Too Costly an Appeal

When it comes to civil lawsuits, tobacco companies are high on the list of disliked defendants. That makes it even more important that judges be vigilant in making sure that cigarette makers, like other unpopular parties, are given the full protection of constitutional due process. Mindful of that, an Illinois trial court acted wrongly when it required Philip Morris to post a $12 billion bond before it could appeal an adverse judgment.

On March 21, Judge Nicholas Byron of Madison County, Ill., found Philip Morris, now a subsidiary of the virtuous-sounding Altria, liable in a class-action lawsuit. The plaintiffs, more than a million smokers, convinced the judge that despite federally mandated warnings, they had been fraudulently misled by Philip Morris into believing that light and low-tar cigarettes were less harmful. The
judge awarded them $7.1 billion in damages, their lawyers $1.78 billion and Illinois $3 billion. He then set the appeal bond required at the total liability, plus interest.

Whatever the merits of the underlying decision, it is absurd to require someone — even a cigarette manufacturer — to put up $12 billion to file an appeal. That is the kind of ruling that erodes the credibility of our legal system.

Even if Philip Morris fails to overturn the judge's ruling on appeal, it stands a good chance of getting those damages reduced. Yet in making an appeal so prohibitively costly — the company claims that it would have to file for bankruptcy to post it — Judge Byron renders the right to an appeal nearly meaningless, thus violating the defendant's due process rights. The plaintiffs may hope that the situation forces Philip Morris to settle now, but such pressure would be akin to extortion.

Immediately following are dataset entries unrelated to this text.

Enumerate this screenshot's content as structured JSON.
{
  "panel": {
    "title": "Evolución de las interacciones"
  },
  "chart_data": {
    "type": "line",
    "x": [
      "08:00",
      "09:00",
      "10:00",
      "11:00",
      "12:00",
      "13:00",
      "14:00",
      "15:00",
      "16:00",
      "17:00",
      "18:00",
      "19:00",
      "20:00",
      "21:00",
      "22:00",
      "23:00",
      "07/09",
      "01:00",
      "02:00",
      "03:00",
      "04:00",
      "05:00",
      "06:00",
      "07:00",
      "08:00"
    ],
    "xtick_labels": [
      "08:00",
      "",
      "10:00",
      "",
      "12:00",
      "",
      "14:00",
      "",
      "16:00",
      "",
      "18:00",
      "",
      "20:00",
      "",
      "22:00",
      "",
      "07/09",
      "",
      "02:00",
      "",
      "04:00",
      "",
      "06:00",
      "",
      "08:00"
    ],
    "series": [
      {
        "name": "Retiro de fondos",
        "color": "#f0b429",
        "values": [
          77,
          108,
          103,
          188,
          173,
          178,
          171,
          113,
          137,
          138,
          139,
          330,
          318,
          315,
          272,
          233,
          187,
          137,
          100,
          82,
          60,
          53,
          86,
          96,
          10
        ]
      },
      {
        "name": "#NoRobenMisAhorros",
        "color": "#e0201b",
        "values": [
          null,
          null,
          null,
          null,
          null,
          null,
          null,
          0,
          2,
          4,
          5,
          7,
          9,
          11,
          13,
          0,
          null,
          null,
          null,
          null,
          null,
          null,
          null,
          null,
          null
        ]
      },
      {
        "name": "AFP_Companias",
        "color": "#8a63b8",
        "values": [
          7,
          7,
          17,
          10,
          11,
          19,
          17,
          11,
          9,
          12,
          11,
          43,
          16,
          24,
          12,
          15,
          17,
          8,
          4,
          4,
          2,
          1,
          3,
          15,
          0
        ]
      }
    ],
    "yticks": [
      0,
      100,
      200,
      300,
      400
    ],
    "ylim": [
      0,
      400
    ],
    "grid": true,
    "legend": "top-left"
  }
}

Things get even stranger, as they usually do when tobacco is involved. It turns out that this unpopular defendant does have some powerful allies, if not exactly friends: most of the states that have successfully sued the industry and obtained a $246 billion settlement. Many state governments, strapped for cash, have borrowed against those expected payments. Judge Byron has managed to underscore the degree to which states have become hooked on tobacco, and their paradoxical interest in seeing cigarette makers like Philip Morris continue to prosper. Its bankruptcy would imperil the ability of states to continue plugging their budget gaps with settlement revenues. California has already had to put off a mid-April $2.3 billion bond offering backed by its share of the tobacco settlement.

Many states will now be filing legal briefs and lobbying Illinois officials on Philip Morris's behalf. Still, the terms of the appeal bond should not be struck down to ameliorate states' fiscal crises, but rather to uphold principles of due process.